Used the right way, structured query language (SQL) can be an advantage for any organization's operations. Used the wrong way, it can be a headache for IT professionals.
A majority of computing operations are dependent on the ability to access information from a database. That's where SQL queries come in.
So the efficiency of SQL queries in DB2 can dramatically impact the tasks running on IBM i.
But as organizations store larger volumes of information (and leverage data-intensive applications), speed becomes a much greater concern. How can operators improve DB2 performance?
Kent Milligan, a Senior DB2 Consultant at IBM, has a lot to say on the subject. Catch every word of it. Watch the on-demand webinar >
Here's what you need to know to better understand the factors that affect DB2 performance on the i—and how to keep your SQL queries running smoothly.
SQL Requests on IBM i
DB2 runs an SQL request in three primary stages: optimize, open, and run.
The optimizer analyzes a request and looks at your system to determine the best way to run a query. This information is stored in a plan template for the run phase.
The plan template is sent to the open phase, which is what actually creates the processes that follow the blueprint.

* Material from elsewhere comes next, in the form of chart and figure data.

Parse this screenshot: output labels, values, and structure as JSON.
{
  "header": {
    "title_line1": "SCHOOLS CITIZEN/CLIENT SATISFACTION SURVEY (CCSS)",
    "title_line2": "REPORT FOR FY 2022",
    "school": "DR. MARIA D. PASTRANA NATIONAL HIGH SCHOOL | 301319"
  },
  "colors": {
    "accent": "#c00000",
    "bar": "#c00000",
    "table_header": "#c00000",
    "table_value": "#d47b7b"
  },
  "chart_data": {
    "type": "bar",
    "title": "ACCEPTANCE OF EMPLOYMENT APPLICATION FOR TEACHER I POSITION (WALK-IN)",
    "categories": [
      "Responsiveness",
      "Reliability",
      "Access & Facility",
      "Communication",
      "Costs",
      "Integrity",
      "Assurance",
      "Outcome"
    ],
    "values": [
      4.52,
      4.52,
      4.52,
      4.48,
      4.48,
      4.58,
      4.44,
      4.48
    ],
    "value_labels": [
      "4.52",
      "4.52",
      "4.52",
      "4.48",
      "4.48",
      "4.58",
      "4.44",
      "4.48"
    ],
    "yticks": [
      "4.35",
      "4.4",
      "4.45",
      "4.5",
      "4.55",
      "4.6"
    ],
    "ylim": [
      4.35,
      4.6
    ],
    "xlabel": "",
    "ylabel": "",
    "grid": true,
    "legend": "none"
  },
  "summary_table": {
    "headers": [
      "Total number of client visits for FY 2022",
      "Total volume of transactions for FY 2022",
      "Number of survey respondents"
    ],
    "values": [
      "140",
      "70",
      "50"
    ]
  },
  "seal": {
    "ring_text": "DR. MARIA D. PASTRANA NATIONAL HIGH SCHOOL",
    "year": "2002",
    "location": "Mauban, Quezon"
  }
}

This is where the run-time structures that DB2 requires are implemented.
This phase is what actually runs those outlined processes to display a result to the user.
How These Queries Work
The first two steps generally happen pretty quickly, though time may increase for particularly large databases. There are many factors that can influence how quickly a particular request runs, like how much the hardware is already being utilized and the speed of the CPU.
One way to tune DB2 performance is to look at how the applications themselves perform scans.

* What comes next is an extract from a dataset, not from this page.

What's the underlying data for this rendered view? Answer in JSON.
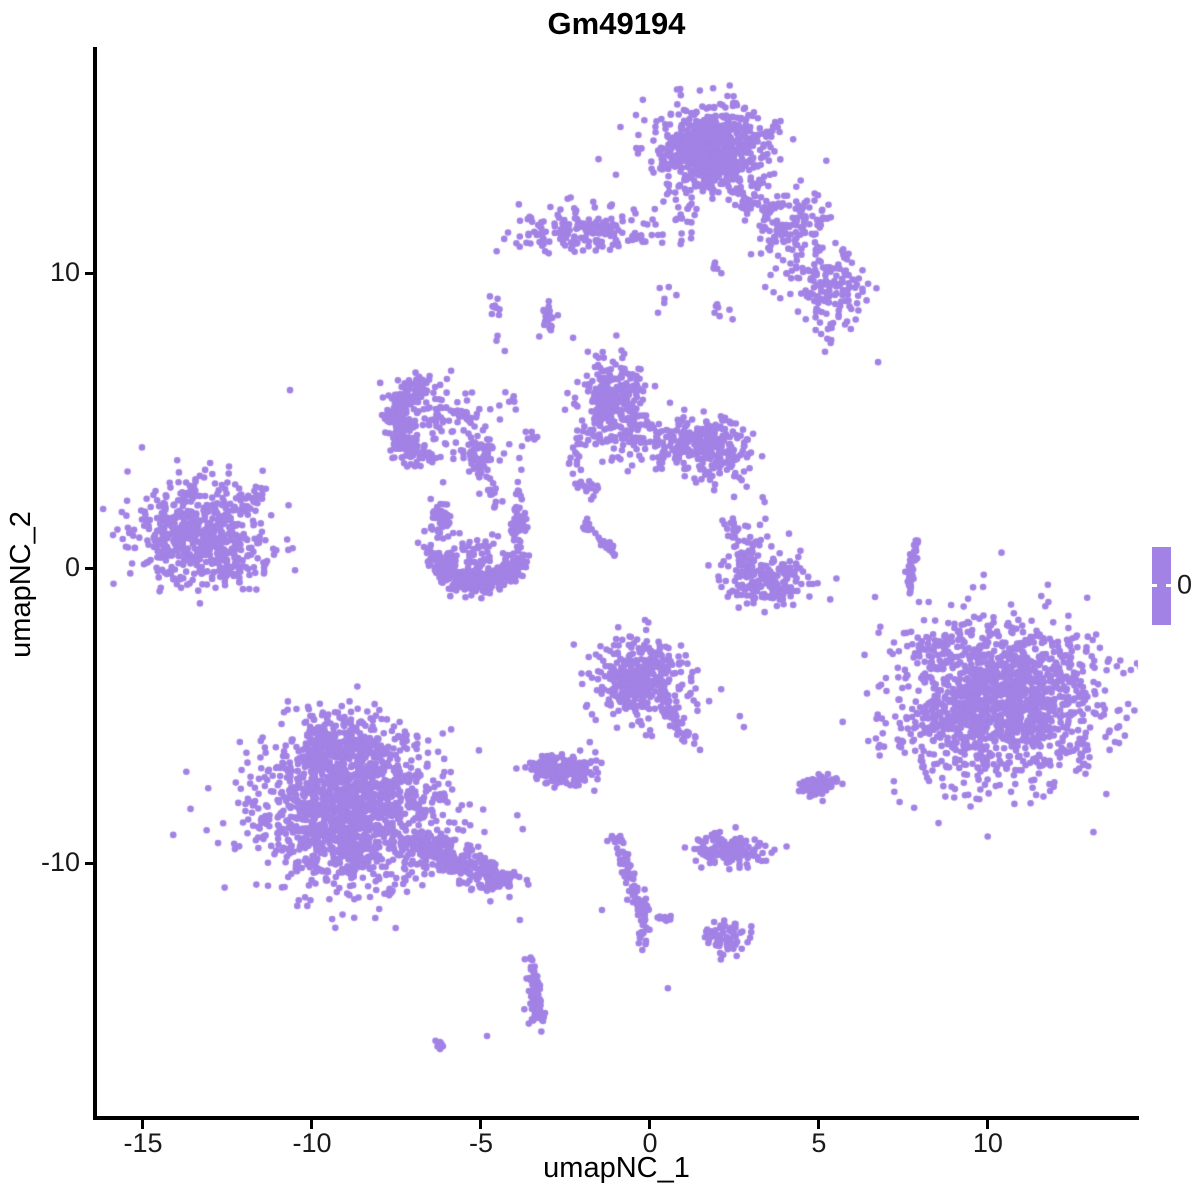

An IBM's developerWorks blog post written by DB2 consultant Dave Beulke highlighted several practices that can improve overall system performance. This, in turn, has a positive influence on request run times:
- Avoid unnecessary table space scans
- Limit the number of prefetch and index scans used
- Use techniques such as limited expressions
A table space scan is one of the most resource-intensive DB2 paths. Excessively using these and other taxing processes such as prefetch and index scans can consume extra CPU and limit application throughput.
Beulke cited an example of one client's system review, which found that 1/10 of the organization's applications performed table space scans. That is significantly more than recommended industry best practices.
The only drawback to these strategies is that they require a thorough review of your organization's software. And they may also necessitate some programming changes to make software interact more efficiently with DB2.
IT teams that are already strapped for time (and what IT team isn't?) may find it difficult to make room in the schedule for such an extensive review process.
Fortunately, there are several DB2 performance tools that are easy to leverage and allow organizations to make improvements more quickly.
DB2: A Primer on Performance
There have historically been two engines for processing SQL queries on IBM i. The first is the classic query engine (CQE), which was designed to process queries that came from non-SQL sources. CQE was a temporary fix to address the growing popularity of SQL. Today, the CQE is used less and less.
There are significant performance improvements of SQE over CQE,
Milligan offered the example of a customer that converted its Query/400 reports into SQL statements. As a result, the time required to run reports dropped from 90 minutes to 20 to 30 seconds. This is less of a concern for organizations using IBM i 7.1 or later. In these releases, all SQL requests are processed using SQE.
Common DB2 Performance Tools
There are several handy tools for monitoring and improving query performance in DB2.
The plan caching tool made its debut in V5R4 and has been enhanced in major releases since then.
This tool can do SQL performance analysis without running any other processes on the system. It provides a graphical interface to show the plan templates the optimizer creates. You can also look at all of the plans stored in the cache at a given time with the option to filter by user or other criteria.
But there's one thing you should keep in mind. The data will be highly dynamic, so users may want to utilize the snapshot functionality to perform an analysis on static information.
The data in the plan-caching tool can be used to identify longest running statements to isolate and investigate performance issues. Or it can be used to look at statements that are currently active on the system for real-time analysis.
IBM introduced this tool with V5R4 to automatically record index advice from the optimizer. The graphical interface makes it easier to investigate whether indexing is the source of query performance issues.
While beneficial, it's important to note that this tool is not meant to replace human insight.
Yes, you will have a more robust understanding of the jobs running on your system than any automatic tool. But the advisor can act as a supplement to that knowledge.
Milligan used the example of a customer that had one index being advised two million times. This would be an indication that an index should be created as long as it fits with the tasks that are most often run.
With 6.1, IBM added a condenser to consolidate overlapping index key advice.
Creating a bunch of new indexes can contribute to index sprawl and wasted disk storage space.
The index evaluator analyzes existing indexes and identifies ones that are not used.
This tool is especially valuable for complex databases. For instance, the optimizer may not use a particular index in its process. But it can still leverage some of the information from that index for improved query optimization.
Evaluator tracks when indexes are used both in queries and for stored statistics.
Complete Visibility Over Your Database
The actual performance gains from each of these tools may vary depending on the types of queries being run and the complexity of the database in question.
Regularly using them will ensure that operators can maintain complete oversight of their systems and address performance issues more quickly.